How a Run-On Sentence Builds Trust

A while back, I ordered a package from somewhere overseas.

When it didn’t arrive after a month, I wasn’t concerned. With the corona lockdowns and whatnot, shipping was slow.

When one month became two, I sent them a quick email asking them to check on it.

The response I got back was beautiful.

To paraphrase, it was something like:

“This is strange – it sat in a port in the US for a month and then arrived in Hong Kong a month ago, which I don’t know if that’s normal when shipping to Australia because I’ve never tracked that before, but here are the tracking details if you want to keep an eye on it. This is ridiculous.”

I love this for so many reasons.

They were as confused and irritated as I was. The worst thing they could have been was flippant, but flying into a rage against the shipping company wouldn’t have helped either.

A person clearly wrote this, not copying it from a list of standard responses. Which, to be fair, I would have been fine with. All I wanted was some clarity – and to make sure the package hadn’t ended up somewhere strange.

I could tell this was hand-typed just for me – and, no, not because it had plenty of specific details.

Also, this was in the language of humans, not corporatese. “Thank you for your enquiry. Your happiness is important to us. Err: PLATITUDE-3.txt not found.”

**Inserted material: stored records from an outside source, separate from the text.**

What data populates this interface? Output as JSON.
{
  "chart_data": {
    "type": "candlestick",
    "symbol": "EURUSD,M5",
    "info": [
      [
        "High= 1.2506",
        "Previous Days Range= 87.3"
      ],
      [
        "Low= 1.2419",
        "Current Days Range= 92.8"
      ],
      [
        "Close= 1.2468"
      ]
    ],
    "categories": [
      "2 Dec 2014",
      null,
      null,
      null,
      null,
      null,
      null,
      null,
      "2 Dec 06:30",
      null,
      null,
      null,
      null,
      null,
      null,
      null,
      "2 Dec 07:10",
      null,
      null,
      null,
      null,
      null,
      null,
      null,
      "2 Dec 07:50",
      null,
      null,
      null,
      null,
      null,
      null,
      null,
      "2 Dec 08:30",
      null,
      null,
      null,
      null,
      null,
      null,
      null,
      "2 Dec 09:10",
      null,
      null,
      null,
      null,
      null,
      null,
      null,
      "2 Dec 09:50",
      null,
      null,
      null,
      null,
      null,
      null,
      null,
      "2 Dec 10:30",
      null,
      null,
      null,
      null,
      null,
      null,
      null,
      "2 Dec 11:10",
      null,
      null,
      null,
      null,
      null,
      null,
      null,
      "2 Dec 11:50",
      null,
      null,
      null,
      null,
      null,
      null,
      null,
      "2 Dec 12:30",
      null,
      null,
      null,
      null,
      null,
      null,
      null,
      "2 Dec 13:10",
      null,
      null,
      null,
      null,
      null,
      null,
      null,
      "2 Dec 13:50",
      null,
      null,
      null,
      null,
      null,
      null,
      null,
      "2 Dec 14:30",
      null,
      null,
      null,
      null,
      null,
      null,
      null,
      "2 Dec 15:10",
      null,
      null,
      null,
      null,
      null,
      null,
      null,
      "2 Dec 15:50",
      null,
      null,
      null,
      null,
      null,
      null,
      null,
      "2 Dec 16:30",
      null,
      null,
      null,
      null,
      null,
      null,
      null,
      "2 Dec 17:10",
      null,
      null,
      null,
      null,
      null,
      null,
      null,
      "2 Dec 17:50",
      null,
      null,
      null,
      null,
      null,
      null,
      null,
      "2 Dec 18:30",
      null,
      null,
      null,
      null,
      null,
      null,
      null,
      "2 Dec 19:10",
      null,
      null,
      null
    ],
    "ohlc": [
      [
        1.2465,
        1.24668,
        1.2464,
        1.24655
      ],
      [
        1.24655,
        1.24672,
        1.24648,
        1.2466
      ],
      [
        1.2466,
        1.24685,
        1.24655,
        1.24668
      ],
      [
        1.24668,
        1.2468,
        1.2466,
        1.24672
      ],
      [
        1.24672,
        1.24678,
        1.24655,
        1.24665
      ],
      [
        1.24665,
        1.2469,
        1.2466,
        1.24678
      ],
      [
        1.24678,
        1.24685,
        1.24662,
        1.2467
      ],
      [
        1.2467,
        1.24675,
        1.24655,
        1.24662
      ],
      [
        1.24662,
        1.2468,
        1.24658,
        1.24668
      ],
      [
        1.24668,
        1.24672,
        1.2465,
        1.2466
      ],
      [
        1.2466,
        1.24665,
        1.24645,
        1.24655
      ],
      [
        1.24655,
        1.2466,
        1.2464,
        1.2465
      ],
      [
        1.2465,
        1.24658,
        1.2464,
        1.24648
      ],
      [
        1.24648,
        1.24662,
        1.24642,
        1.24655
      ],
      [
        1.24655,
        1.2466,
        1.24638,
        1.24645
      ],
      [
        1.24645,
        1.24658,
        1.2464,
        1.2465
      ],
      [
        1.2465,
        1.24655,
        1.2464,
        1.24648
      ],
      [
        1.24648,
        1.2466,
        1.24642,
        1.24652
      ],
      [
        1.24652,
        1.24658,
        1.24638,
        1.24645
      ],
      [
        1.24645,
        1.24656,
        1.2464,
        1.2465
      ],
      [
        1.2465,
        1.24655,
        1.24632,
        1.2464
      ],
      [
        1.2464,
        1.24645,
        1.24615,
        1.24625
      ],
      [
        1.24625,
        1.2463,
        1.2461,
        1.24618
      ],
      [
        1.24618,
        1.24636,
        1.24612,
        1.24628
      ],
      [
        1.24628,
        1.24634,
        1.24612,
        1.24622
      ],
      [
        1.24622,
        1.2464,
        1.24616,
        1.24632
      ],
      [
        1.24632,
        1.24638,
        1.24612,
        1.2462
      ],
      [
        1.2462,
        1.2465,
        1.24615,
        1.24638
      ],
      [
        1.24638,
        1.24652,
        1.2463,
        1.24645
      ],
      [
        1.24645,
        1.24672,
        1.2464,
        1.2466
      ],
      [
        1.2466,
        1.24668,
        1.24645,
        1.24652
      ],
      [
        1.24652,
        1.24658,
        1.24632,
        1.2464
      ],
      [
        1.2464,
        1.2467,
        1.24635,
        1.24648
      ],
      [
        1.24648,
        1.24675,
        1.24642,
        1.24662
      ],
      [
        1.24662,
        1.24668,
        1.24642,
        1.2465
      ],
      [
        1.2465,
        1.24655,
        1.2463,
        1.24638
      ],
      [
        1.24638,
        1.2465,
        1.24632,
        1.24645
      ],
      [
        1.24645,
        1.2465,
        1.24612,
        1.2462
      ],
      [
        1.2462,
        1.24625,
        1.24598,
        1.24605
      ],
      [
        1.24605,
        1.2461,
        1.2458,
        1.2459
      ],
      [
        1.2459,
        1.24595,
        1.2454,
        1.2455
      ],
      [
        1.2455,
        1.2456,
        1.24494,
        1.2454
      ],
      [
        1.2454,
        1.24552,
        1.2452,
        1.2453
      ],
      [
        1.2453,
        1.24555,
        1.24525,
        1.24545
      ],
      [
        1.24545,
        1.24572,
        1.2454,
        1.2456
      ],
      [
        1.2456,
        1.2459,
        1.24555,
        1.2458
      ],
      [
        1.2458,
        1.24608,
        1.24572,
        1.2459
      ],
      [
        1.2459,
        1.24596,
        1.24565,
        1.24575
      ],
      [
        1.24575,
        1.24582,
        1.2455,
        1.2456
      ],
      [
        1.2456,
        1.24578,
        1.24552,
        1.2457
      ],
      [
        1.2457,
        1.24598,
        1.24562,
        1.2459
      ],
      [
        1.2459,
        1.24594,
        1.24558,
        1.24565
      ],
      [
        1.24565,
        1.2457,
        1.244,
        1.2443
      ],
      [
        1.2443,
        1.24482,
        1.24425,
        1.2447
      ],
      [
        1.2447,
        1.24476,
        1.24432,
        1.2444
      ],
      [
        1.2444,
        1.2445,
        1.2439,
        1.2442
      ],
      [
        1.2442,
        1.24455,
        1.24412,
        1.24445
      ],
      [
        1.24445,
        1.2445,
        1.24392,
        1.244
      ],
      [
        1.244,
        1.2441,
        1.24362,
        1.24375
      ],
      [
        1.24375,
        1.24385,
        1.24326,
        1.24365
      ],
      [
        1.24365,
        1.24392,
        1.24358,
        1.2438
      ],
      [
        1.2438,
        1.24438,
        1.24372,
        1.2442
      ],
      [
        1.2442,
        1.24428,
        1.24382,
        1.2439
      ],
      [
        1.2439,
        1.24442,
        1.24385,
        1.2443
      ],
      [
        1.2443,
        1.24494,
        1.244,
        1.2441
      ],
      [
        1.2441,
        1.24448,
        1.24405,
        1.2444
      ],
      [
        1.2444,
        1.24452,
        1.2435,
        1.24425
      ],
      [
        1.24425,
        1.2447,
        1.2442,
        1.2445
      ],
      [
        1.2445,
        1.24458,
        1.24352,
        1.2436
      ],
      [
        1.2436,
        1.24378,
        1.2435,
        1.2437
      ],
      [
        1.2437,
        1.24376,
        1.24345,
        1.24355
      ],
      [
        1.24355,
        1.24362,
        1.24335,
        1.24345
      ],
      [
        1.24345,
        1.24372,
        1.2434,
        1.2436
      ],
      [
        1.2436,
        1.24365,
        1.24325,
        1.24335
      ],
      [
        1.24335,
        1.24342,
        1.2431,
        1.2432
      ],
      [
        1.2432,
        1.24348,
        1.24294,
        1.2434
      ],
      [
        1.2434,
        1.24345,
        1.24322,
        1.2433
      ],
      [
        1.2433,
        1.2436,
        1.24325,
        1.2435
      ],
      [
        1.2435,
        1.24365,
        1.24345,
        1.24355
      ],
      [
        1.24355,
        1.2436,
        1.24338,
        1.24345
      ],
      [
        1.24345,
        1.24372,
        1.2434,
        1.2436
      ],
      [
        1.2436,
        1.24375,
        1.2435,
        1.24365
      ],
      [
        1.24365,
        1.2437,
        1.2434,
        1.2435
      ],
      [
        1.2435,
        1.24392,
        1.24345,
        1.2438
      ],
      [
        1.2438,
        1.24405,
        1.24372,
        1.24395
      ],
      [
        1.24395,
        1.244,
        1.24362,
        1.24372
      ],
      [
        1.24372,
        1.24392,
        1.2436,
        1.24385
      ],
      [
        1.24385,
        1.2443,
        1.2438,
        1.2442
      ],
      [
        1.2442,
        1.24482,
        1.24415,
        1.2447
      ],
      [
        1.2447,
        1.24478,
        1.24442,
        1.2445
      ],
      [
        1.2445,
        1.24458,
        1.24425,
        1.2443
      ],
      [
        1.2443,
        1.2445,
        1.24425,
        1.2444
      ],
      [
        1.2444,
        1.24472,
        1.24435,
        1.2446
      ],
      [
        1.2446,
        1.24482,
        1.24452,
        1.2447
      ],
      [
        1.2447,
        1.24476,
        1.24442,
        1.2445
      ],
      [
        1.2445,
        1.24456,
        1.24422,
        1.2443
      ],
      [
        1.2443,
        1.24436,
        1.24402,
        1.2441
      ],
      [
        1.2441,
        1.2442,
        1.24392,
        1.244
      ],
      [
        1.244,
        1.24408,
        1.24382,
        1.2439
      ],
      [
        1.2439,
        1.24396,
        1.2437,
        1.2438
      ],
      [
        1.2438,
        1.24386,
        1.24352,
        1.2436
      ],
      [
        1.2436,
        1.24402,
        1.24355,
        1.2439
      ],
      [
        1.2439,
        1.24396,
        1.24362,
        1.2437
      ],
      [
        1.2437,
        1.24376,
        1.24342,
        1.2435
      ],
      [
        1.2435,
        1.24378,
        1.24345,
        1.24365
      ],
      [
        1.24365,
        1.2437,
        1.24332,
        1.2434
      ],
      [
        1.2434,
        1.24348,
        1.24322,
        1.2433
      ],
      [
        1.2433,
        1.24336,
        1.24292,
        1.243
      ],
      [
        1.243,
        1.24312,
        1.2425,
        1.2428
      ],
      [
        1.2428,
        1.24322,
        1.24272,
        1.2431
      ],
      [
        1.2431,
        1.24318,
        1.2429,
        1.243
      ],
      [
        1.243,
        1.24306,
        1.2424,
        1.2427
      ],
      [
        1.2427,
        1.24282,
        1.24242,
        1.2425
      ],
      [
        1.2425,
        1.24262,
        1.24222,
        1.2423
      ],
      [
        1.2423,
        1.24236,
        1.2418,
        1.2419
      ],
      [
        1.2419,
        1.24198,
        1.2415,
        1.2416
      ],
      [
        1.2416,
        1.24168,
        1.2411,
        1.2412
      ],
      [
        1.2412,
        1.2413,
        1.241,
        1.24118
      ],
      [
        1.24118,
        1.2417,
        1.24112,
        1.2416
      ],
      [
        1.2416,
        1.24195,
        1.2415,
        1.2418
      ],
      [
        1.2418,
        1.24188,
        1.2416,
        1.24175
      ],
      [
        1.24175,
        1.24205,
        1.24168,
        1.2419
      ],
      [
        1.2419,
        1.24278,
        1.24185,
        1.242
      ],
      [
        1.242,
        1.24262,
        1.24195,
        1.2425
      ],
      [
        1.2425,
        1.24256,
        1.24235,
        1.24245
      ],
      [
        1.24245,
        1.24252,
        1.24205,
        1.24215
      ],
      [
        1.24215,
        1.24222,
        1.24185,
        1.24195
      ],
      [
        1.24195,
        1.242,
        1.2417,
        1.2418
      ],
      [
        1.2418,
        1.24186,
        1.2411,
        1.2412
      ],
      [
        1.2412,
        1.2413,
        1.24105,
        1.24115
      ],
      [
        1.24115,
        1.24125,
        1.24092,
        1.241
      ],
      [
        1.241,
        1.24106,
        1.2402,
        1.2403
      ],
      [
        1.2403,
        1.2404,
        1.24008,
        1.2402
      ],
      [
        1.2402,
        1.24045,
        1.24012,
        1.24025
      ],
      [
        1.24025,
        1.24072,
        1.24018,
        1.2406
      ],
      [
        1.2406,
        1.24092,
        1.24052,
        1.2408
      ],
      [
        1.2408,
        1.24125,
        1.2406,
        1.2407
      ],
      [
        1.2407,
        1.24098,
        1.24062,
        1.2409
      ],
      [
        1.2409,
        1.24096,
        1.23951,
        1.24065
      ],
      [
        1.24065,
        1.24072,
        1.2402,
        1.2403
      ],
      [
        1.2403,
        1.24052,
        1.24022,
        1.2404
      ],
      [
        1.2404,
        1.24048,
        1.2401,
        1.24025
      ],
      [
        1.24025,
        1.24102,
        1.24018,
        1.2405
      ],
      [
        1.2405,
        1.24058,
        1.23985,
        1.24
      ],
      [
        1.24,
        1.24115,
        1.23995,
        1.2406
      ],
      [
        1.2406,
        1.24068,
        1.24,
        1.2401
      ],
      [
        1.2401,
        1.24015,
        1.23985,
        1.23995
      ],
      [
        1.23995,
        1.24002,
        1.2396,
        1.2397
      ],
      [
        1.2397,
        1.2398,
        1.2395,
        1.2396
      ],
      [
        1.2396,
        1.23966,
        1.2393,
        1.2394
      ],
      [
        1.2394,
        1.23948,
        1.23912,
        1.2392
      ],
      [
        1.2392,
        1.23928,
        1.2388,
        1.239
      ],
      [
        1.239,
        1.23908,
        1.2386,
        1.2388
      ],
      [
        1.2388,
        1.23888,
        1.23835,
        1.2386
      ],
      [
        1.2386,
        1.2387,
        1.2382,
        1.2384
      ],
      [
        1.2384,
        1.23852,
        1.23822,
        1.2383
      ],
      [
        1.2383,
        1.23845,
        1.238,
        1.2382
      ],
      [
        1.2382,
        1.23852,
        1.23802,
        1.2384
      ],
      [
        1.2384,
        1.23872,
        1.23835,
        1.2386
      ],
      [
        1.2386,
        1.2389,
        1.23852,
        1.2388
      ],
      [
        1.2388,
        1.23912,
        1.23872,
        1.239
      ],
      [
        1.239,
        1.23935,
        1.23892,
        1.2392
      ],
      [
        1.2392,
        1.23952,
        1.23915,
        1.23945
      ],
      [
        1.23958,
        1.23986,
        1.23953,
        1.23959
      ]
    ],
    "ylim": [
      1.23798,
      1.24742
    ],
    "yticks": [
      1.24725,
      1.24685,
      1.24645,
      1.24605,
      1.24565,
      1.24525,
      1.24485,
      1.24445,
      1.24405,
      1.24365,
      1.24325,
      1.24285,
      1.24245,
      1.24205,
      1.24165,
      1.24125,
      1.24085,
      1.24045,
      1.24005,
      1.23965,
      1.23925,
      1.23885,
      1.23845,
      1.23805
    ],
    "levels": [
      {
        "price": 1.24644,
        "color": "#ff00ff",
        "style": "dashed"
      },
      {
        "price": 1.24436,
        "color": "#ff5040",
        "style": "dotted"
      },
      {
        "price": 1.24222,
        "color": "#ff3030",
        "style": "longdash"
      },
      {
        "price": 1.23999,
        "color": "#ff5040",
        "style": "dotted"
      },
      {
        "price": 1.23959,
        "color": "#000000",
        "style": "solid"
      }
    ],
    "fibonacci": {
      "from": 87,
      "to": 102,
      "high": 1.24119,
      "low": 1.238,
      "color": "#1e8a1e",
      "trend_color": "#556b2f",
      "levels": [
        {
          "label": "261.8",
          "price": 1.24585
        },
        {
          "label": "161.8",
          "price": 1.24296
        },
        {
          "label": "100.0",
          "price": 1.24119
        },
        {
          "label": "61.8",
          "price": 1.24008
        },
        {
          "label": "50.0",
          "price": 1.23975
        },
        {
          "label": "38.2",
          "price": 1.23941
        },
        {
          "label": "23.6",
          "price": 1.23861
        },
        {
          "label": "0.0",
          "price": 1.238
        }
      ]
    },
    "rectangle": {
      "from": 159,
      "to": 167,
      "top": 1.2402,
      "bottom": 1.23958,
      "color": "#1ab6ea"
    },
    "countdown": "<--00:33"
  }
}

It showed me a human who cares about the business looked into my enquiry.

It made me trust them more.

Which is funny if you think about it. A vast, soulless, bureaucratic system, driven by rules, algorithms and software, might solve my problem faster. Bureaucracy is efficient when it’s well-designed and reality plays nice without doing anything unexpected.

Maybe that person fired off that email, then went out for a smoko and forgot about it.

But my perception of the situation says I should trust them.

It’s like in The Simpsons Movie. Homer’s laziness destroyed Springfield and condemned them all to a slow, painful death.

His response to the angry mob?

“The word ‘apology’ has been thrown around a lot these days… ”

People trust people.

And we trust people who sound like people, not human mouthpieces for faceless organisations.

If you want folks to trust you, be yourself. Or if you’re sick of that advice, keep it real.